The YouX Students Representatives Council (YouX SRC), formerly the Adelaide University Union Students' Representatives Council (AUU SRC), is the student representative body at University of Adelaide. Until a restructure in 2007, the students' representative council had been named Students' Association of the University of Adelaide (SAUA).

YouX SRC is one of two governing bodies of YouX, the other being the YouX Board.

==History==
The Students' Association of the University of Adelaide (SAUA) was a student representative body that existed at the University of Adelaide from 1973 until 2007. It was one of a number of student organisations that was affiliated to and funded by the Adelaide University Union through the government sanctioned 'Union Fee'. Prior to 1973, an SRC had represented student interests at the university. Former Presidents of the SRC include John Bannon, Gordon Bilney and Julia Gillard.

The SAUA had representative members on many of the university's committees, gave comment in the media and made submissions to government inquiries about issues that affected students and young people in general. It also regularly ran events and awareness campaigns.

The SAUA held annual elections to elect students to its various office-bearer positions as well as positions on the governing council. Notable past Presidents include Natasha Stott Despoja, Sarah Hanson-Young, Stephen Mullighan and Christopher Pyne as Vice-President. Other notable past members include Anne McEwen, Andrew Southcott, Peter Malinauskas, David Penberthy and Annabel Crabb.

Due to the introduction of voluntary student unionism by the Howard government, the Adelaide University Union underwent a significant restructure and the SAUA was replaced by an SRC in 2007.
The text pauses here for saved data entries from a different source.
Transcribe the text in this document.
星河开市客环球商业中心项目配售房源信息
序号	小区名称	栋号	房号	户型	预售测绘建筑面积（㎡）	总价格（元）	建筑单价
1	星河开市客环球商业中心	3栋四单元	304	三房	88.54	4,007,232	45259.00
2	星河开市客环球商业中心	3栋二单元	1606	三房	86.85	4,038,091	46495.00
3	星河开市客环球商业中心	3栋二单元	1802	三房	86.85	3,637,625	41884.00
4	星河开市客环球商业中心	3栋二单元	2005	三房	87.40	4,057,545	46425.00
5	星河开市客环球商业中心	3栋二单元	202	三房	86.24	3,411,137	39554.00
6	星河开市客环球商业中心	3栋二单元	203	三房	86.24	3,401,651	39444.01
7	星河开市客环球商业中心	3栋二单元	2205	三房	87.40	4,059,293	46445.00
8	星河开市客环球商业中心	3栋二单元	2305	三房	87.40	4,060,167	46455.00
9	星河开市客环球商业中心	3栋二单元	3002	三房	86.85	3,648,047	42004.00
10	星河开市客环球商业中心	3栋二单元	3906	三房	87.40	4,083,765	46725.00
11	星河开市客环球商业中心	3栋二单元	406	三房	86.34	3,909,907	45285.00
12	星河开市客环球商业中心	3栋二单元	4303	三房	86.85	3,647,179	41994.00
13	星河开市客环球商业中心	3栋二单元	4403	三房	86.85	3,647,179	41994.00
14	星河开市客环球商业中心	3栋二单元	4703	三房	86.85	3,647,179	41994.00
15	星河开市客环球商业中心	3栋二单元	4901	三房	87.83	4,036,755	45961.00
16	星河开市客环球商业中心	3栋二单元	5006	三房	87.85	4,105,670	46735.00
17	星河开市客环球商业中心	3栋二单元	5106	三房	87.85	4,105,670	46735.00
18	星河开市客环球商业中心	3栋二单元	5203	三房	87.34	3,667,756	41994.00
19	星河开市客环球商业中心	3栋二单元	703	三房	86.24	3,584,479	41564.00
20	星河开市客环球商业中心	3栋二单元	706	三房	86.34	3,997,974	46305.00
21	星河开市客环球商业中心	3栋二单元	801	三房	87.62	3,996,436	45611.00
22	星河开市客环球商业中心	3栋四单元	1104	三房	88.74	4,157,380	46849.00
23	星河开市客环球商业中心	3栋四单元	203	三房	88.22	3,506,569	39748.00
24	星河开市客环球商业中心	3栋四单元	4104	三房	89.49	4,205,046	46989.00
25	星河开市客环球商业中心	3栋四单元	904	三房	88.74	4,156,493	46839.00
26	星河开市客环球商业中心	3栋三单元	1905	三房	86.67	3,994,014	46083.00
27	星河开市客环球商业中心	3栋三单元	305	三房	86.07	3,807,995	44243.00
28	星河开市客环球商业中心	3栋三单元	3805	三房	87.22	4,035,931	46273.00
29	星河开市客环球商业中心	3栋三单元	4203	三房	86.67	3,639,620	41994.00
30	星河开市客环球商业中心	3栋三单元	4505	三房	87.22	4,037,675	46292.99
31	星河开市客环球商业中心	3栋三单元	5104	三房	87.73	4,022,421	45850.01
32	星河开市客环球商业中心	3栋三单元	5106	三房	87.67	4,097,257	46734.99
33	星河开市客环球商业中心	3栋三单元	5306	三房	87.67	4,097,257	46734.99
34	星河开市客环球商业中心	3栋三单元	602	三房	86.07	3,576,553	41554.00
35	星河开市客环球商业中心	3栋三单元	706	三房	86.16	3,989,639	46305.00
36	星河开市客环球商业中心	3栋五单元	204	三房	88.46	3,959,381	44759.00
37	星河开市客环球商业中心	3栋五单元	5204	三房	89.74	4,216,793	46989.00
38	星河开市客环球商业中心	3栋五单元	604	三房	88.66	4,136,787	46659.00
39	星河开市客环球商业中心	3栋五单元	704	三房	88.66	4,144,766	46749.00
The 2021 student election saw victory of the United Left, a left coalition, with Ana Obradovic elected as the 2022 SRC president.

The AUU was renamed to YouX in 2022, despite significant opposition to the change. In 2022, the YouX Board under Oscar Ong cut funding to the SRC. The majority of the SRC voted on a motion denouncing the funding cut in their first meeting.

==Structure of the SRC==
As of 2024, the SRC includes the following roles:

- SRC President
- General Secretary
- Education Officer
- Welfare Officer
- Women's Officer
- Queer Officer
- Disability Officer
- Social Justice Officer
- International Officer
- Postgraduate Officer - Coursework
- Postgraduate Officer - Research
- Rural Officer
- Mature Age Officer
- Ethnocultural Officer
- Environment Officer
- Aboriginal and Torres Strait Islander (ATSI) Officer
- Roseworthy Officer
- Waite Officer
- Eight General Councillor positions
- AUU President (Ex Officio)

==Structure of the defunct SAUA==
In 2011, the structure of the SAUA comprised:
- SAUA President + SAUA Council (8 Elected Members + SAUA Office Bearers)
- Education Department – Education Officer + Education Standing Committee
- Women's Department - Women's Officer + Women's Standing Committee
- Activities and Campaigns Department – Activities Officer + Activities Standing Committee
- Sexuality Department – Male Sexuality Officer, Female Sexuality Officer+ Sexuality standing Committee
- Environment Department – Environment Officer + Environment Standing Committee
- Aboriginal and Torres Strait Islander Department + ATSI Officer + ATSI Standing Committee.

Student Media was not a committee but included annually elected editors – On Dit: Adelaide University Student Newspaper + Student Radio (Broadcast on Radio Adelaide).